Ghassemibouyaghchi mentions a conversation he said he had with Sam Altman, CEO of OpenAI, at an alumni gathering for the Y Combinator startup accelerator. “He had a very interesting take: that one of the crucial implementations of AI will be for personal productivity,” says Ghassemibouyaghchi. “Probably in a browser.” Although OpenAI declined to comment for this story, the company released a new platform, before all the leadership drama, where subscribers can create custom chatbot tools, often called AI agents, to answer questions and interact with software.
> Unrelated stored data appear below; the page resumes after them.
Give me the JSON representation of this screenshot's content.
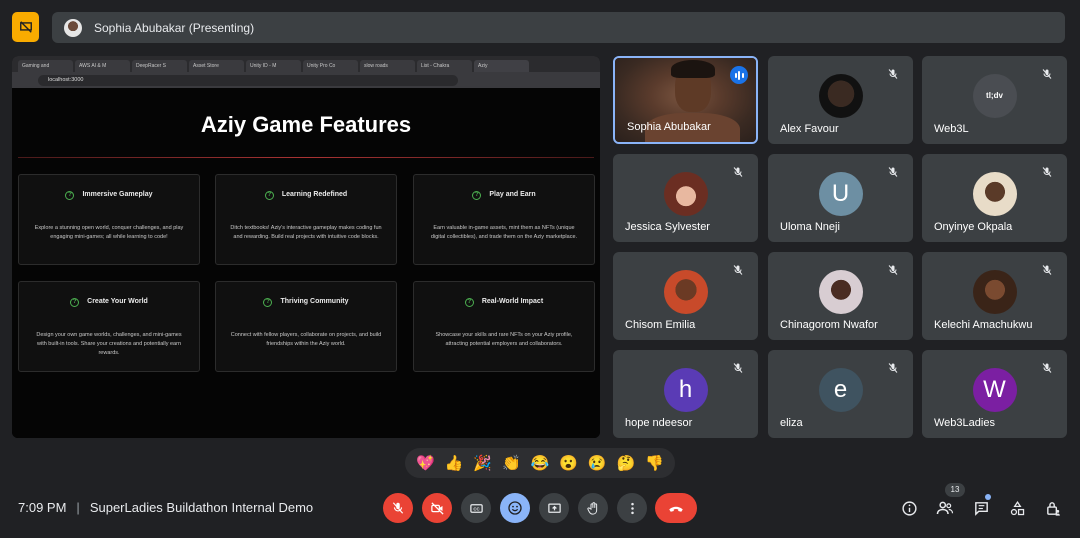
{
  "topbar": {
    "presenting_label": "Sophia Abubakar (Presenting)"
  },
  "shared_screen": {
    "browser_tabs": [
      "Gaming and",
      "AWS AI & M",
      "DeepRacer S",
      "Asset Store",
      "Unity ID - M",
      "Unity Pro Co",
      "slow roads",
      "List - Chakra",
      "Aziy"
    ],
    "url": "localhost:3000",
    "page_title": "Aziy Game Features",
    "cards": [
      {
        "title": "Immersive Gameplay",
        "desc": "Explore a stunning open world, conquer challenges, and play engaging mini-games; all while learning to code!"
      },
      {
        "title": "Learning Redefined",
        "desc": "Ditch textbooks! Aziy's interactive gameplay makes coding fun and rewarding. Build real projects with intuitive code blocks."
      },
      {
        "title": "Play and Earn",
        "desc": "Earn valuable in-game assets, mint them as NFTs (unique digital collectibles), and trade them on the Aziy marketplace."
      },
      {
        "title": "Create Your World",
        "desc": "Design your own game worlds, challenges, and mini-games with built-in tools. Share your creations and potentially earn rewards."
      },
      {
        "title": "Thriving Community",
        "desc": "Connect with fellow players, collaborate on projects, and build friendships within the Aziy world."
      },
      {
        "title": "Real-World Impact",
        "desc": "Showcase your skills and rare NFTs on your Aziy profile, attracting potential employers and collaborators."
      }
    ]
  },
  "participants": [
    {
      "name": "Sophia Abubakar",
      "type": "video",
      "speaking": true
    },
    {
      "name": "Alex Favour",
      "type": "photo",
      "color": "#1a1a1a"
    },
    {
      "name": "Web3L",
      "type": "logo",
      "logo_text": "tl;dv"
    },
    {
      "name": "Jessica Sylvester",
      "type": "photo",
      "color": "#8a4b3a"
    },
    {
      "name": "Uloma Nneji",
      "type": "letter",
      "letter": "U",
      "color": "#6d8fa3"
    },
    {
      "name": "Onyinye Okpala",
      "type": "photo",
      "color": "#e8dcc8"
    },
    {
      "name": "Chisom Emilia",
      "type": "photo",
      "color": "#c84a2a"
    },
    {
      "name": "Chinagorom Nwafor",
      "type": "photo",
      "color": "#d8cdd2"
    },
    {
      "name": "Kelechi Amachukwu",
      "type": "photo",
      "color": "#3a2418"
    },
    {
      "name": "hope ndeesor",
      "type": "letter",
      "letter": "h",
      "color": "#5a3bb5"
    },
    {
      "name": "eliza",
      "type": "letter",
      "letter": "e",
      "color": "#3f5360"
    },
    {
      "name": "Web3Ladies",
      "type": "letter",
      "letter": "W",
      "color": "#7b1fa2"
    }
  ],
  "reactions": [
    "💖",
    "👍",
    "🎉",
    "👏",
    "😂",
    "😮",
    "😢",
    "🤔",
    "👎"
  ],
  "footer": {
    "time": "7:09 PM",
    "separator": "|",
    "meeting_title": "SuperLadies Buildathon Internal Demo",
    "participant_count": "13"
  },
  "colors": {
    "accent_blue": "#8ab4f8",
    "danger_red": "#ea4335",
    "bg": "#202124",
    "tile_bg": "#3c4043"
  }
}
Many people working on alternative browsers see AI agents as a potential evolution of how to access the internet. For proponents, the hope is that algorithms continue to understand the context of our online interactions better, and eventually they might be able to browse the internet without us at all—or at least with minimal input. “We don’t believe that we can get there any time soon,” says Kolondra. “But these are the levels that we’re thinking about.”
Miller remains skeptical of a future where humanity’s doomscrolling days are over and algorithms are the only ones clicking around the internet. “It’s quite dystopian to think of a world where there will be an AI bot that just does everything on your behalf,” he says. Miller compares Arc’s tools to the automatic cruise control on a car, rather than some complete, self-driving software.
Despite disagreements about how AI tools will eventually manifest, all of these business leaders are dedicated to crafting the best possible experience for users. No super-powered AI can distract Miller from his mission: “Let’s just make your day a little bit better. Let’s not pretend like we’re revolutionizing the world.”